Diante da perspectiva de que a Terra terá em breve 9 bilhões de pessoas – dois terços delas vivendo nas cidades –, alternativas à ocupação da superfície do planeta se tornaram urgentes. O subsolo virou a solução para controlar o acúmulo de gases poluentes na atmosfera, reduzir o tráfego e desafogar as metrópoles. Numa cidade que vai sediar a Copa e a Olimpíada, sobre a qual paira o espectro de um vexame internacional de mobilidade urbana, a necessidade de arrumar a casa é catapultada às alturas – e passa pelo subterrâneo.
Assim, o governo do Rio de Janeiro encomendou, por 100 milhões de reais, seu tatu particular para tirar do papel o projeto de uma malha metroviária que data dos anos 70. Desde então, foram construídos apenas 40 quilômetros de metrô na capital fluminense, onde cerca de 1 milhão de pessoas utilizam o transporte público diariamente. Em Brasília, a malha metroviária tem menos de dez anos e é mais longa. Em São Paulo, ela tem o dobro do tamanho da carioca.
Desta vez, prometem os comunicados das assessorias de imprensa do estado, parte do metrô se materializará 12 metros debaixo da terra, em tempo recorde e sem alarde. Os 5,7 quilômetros que separam Ipanema de São Conrado, cortando a Gávea e o Leblon – uma área em que a maioria dos moradores tem carro próprio –, devem ser concluídos até dezembro de 2015, afirma o governo.

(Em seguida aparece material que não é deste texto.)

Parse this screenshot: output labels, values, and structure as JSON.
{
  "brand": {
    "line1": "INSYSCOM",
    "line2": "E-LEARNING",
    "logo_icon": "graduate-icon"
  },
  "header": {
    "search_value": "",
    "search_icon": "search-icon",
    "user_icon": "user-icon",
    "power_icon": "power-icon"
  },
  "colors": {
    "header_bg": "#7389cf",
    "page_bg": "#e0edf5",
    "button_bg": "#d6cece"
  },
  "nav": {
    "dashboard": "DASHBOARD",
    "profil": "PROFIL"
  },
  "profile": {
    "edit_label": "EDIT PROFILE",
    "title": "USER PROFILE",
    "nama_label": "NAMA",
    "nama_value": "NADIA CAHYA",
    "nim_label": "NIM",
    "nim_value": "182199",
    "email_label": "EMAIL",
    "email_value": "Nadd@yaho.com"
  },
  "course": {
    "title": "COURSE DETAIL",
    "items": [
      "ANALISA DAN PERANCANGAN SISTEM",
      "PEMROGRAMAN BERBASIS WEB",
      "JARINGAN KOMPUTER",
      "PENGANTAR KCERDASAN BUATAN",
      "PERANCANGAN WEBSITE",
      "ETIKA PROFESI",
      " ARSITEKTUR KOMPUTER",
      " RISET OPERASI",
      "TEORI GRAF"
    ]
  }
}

Há quarenta anos, tatuzões esburacam o solo brasileiro de norte a sul, mas, pela primeira vez, o país terá uma máquina cavadora de túneis com essas proporções. Ela terá o mesmo tamanho da engenhoca usada nas obras de expansão do metrô de Barcelona e é apenas um pouco menor do que a usada no túnel sob o rio Yang-tse, na China.

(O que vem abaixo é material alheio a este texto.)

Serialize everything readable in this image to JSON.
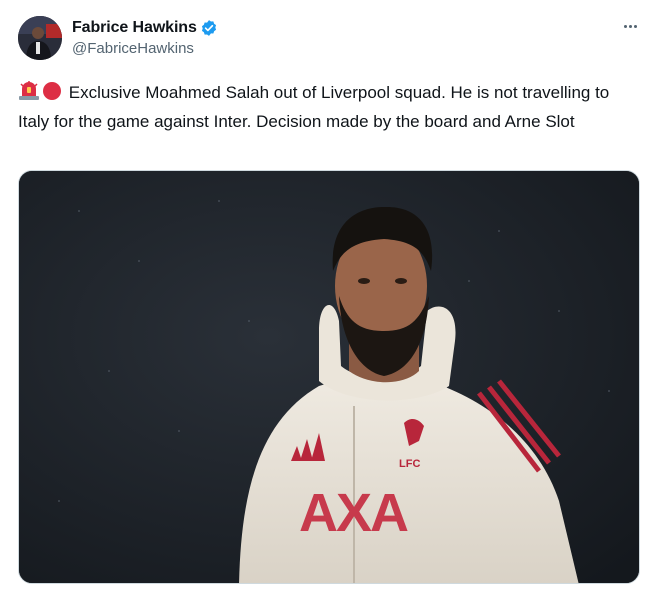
{
  "author": {
    "display_name": "Fabrice Hawkins",
    "handle": "@FabriceHawkins",
    "verified": true,
    "verified_color": "#1d9bf0"
  },
  "tweet": {
    "emojis": [
      "police-car-light-emoji",
      "red-circle-emoji"
    ],
    "text": "Exclusive Moahmed Salah out of Liverpool squad. He is not travelling to Italy for the game against Inter. Decision made by the board and Arne Slot"
  },
  "media": {
    "icon": "photo",
    "jersey_text": "AXA",
    "badge_text": "LFC"
  },
  "colors": {
    "text": "#0f1419",
    "secondary": "#536471",
    "accent": "#1d9bf0"
  }
}
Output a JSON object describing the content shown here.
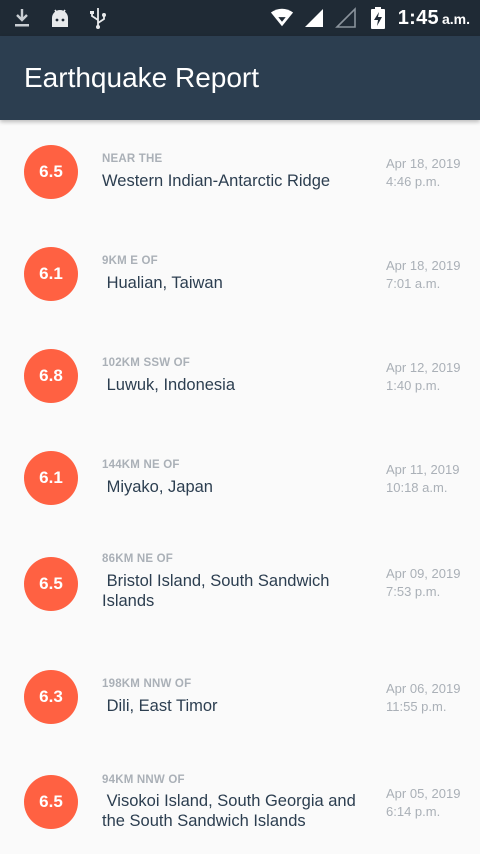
{
  "status_bar": {
    "time": "1:45",
    "ampm": "a.m.",
    "icons": [
      "download-icon",
      "android-icon",
      "usb-icon",
      "wifi-icon",
      "signal-icon",
      "signal-empty-icon",
      "battery-charging-icon"
    ]
  },
  "app_bar": {
    "title": "Earthquake Report"
  },
  "colors": {
    "accent": "#ff6142",
    "app_bar": "#2c3e50",
    "status_bar": "#1f2a35"
  },
  "earthquakes": [
    {
      "mag": "6.5",
      "offset": "NEAR THE",
      "place": "Western Indian-Antarctic Ridge",
      "date": "Apr 18, 2019",
      "time": "4:46 p.m."
    },
    {
      "mag": "6.1",
      "offset": "9KM E OF",
      "place": " Hualian, Taiwan",
      "date": "Apr 18, 2019",
      "time": "7:01 a.m."
    },
    {
      "mag": "6.8",
      "offset": "102KM SSW OF",
      "place": " Luwuk, Indonesia",
      "date": "Apr 12, 2019",
      "time": "1:40 p.m."
    },
    {
      "mag": "6.1",
      "offset": "144KM NE OF",
      "place": " Miyako, Japan",
      "date": "Apr 11, 2019",
      "time": "10:18 a.m."
    },
    {
      "mag": "6.5",
      "offset": "86KM NE OF",
      "place": " Bristol Island, South Sandwich Islands",
      "date": "Apr 09, 2019",
      "time": "7:53 p.m."
    },
    {
      "mag": "6.3",
      "offset": "198KM NNW OF",
      "place": " Dili, East Timor",
      "date": "Apr 06, 2019",
      "time": "11:55 p.m."
    },
    {
      "mag": "6.5",
      "offset": "94KM NNW OF",
      "place": " Visokoi Island, South Georgia and the South Sandwich Islands",
      "date": "Apr 05, 2019",
      "time": "6:14 p.m."
    }
  ]
}
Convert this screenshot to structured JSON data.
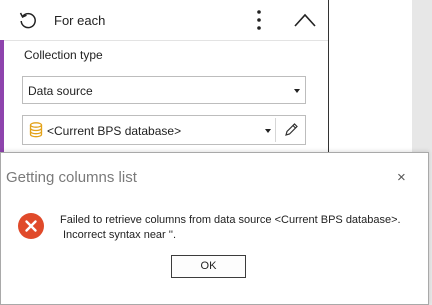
{
  "node": {
    "title": "For each",
    "collection_type_label": "Collection type",
    "collection_type_value": "Data source",
    "data_source_value": "<Current BPS database>"
  },
  "dialog": {
    "title": "Getting columns list",
    "close_glyph": "×",
    "message_line1": "Failed to retrieve columns from data source <Current BPS database>.",
    "message_line2": "Incorrect syntax near ''.",
    "ok_label": "OK"
  },
  "colors": {
    "accent": "#8e44ad",
    "error": "#e04a2a",
    "database_icon": "#e3a21a"
  },
  "icons": [
    "loop-icon",
    "more-vertical-icon",
    "chevron-up-icon",
    "dropdown-caret-icon",
    "database-icon",
    "pencil-icon",
    "close-icon",
    "error-icon"
  ]
}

Produzido na Alemanha, o Tatuzão é um cilindro de 120 metros de comprimento e 11,5 metros de diâmetro – altura equivalente à de um prédio de quatro andares –, e peso igual ao de 400 elefantes. É composto por 90 mil partes móveis e sua frente é formada por uma enorme placa arredondada incrustada de discos giratórios, o que lembra uma pizza dentada rodando como as pás de um ventilador. Pressionados contra uma superfície rochosa, os discos trituram a pedra, que é levada por uma esteira rolante pelo teto do cilindro até contêineres na entrada do túnel. Dali, os detritos são retirados por retroescavadeiras, que fazem a desova num terreno longínquo.
“A máquina do Rio é especial. Além de triturar dois tipos distintos de formações geológicas – rocha e areia –, ela é um paradigma de engenharia no país”, disse em português sem sotaque o alemão Juan Manuel Altstadt, diretor da Herrenknecht, a maior fábrica de máquinas para túneis do mundo, que produziu o Tatuzão. “Se faz barulho? Nenhum. Mas quem mora em frente ao buraco pode sentir alguma coisa”, advertiu.
Com pressão, temperatura e quantidade de oxigênio reguladas por computadores, o interior do Tatuzão lembra uma fábrica. Há escadas, refeitórios, banheiros e até refúgios blindados contra incêndios, desmoronamentos e terremotos. Uma dezena de funcionários se revezará em três turnos no fundo da caverna operando o equipamento. Até a tinta escolhida para seu revestimento tem função prática: é biodegradável e propositadamente branca para brilhar na escuridão.
Por dia, o Tatuzão escava de 15 a 18 metros de túnel – quatro vezes mais do que o conseguido há duas décadas. À medida que o cilindro avança destruindo o que encontra pela frente, a própria máquina instala anéis gigantes de concreto firmados com uma liga de aço para montar a estrutura de sustentação das paredes do túnel.
Há 2 mil anos, os romanos cavaram um túnel de 1 500 metros ligando Nápoles à vila de Pozzuoli, no sul da Itália. Aqueciam as rochas vulcânicas com fogueiras, quebrando-as com o choque térmico de água gelada. Séculos se passaram até que surgissem bananas de dinamite e mineiros armados com enxadas e pás, condenados à morte precoce por problemas respiratórios ou acidentes fatais comuns durante as obras.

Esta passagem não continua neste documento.